Another article that’s got me all fired up today is this CNET review of a John Seeley Brown speech at MIT last Friday. As Clarence points out, Brown affirms much of what we as a community has been saying about the types of changes the Web is bringing about and what it means for our practice and pedagogy. Clarence pulls some of the best quotes, but here is one that really resonates for me:
In particular, he praised situations where students who are passionate about specific topics study in groups and participate in online communities.
To me, this is the one biggest advantages of the Read/Write Web, the ability to connect to others who are passionate about whatever it is that you want to learn. How rare is it to have that happen in physical space, where everyone in the room is ready and excited to learn?

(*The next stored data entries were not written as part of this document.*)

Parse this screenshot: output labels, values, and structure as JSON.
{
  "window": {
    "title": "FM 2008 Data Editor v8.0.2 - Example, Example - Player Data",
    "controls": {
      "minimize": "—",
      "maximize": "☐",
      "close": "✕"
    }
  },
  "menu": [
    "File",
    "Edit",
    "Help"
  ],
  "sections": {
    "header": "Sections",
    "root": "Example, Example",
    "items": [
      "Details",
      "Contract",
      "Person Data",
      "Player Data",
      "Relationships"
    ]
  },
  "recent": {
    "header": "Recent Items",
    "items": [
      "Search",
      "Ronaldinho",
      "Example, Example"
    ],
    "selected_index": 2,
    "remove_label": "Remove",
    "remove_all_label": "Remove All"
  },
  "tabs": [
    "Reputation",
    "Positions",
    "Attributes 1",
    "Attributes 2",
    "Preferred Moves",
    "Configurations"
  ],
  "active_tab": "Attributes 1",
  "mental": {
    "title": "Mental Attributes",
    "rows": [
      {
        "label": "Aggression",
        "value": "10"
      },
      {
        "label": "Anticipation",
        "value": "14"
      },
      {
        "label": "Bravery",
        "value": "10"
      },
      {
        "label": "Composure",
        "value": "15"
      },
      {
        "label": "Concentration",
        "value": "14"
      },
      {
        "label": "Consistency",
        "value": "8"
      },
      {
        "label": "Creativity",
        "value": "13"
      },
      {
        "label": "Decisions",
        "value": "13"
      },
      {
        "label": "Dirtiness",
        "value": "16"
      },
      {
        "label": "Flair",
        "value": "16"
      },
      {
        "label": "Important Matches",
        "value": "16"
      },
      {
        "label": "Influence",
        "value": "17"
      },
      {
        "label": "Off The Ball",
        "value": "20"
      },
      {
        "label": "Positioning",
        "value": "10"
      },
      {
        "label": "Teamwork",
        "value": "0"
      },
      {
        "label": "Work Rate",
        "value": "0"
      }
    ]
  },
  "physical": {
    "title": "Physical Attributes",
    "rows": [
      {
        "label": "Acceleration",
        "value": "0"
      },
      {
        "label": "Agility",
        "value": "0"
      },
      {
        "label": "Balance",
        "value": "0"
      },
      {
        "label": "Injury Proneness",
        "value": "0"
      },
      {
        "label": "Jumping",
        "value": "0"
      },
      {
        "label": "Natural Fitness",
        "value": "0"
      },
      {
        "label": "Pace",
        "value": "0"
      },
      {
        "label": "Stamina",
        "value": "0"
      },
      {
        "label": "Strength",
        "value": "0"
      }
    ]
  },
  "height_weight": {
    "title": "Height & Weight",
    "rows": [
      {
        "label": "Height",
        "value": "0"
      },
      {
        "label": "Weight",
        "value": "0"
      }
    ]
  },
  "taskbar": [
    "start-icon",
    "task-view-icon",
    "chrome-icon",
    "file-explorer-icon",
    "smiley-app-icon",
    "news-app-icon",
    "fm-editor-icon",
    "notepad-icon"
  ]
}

As Brown points out, for educators to really take advantage of the potential of the Internet, we need to rethink our practice. And, I think, the best way to do that is to get involved in “passion based learning” ourselves, much like what has occurred in my practice since I started blogging and connection those many moons ago. That may mean giving up something else. It may mean making a choice between something we currently do, say reading the newspaper, for something new, like reading the aggregator. But we have to find ways to do it, because our current practice will just not pass muster much longer.
The web also can put our students in touch with an authentic audience that is not only passionate, but well informed about that student’s passion.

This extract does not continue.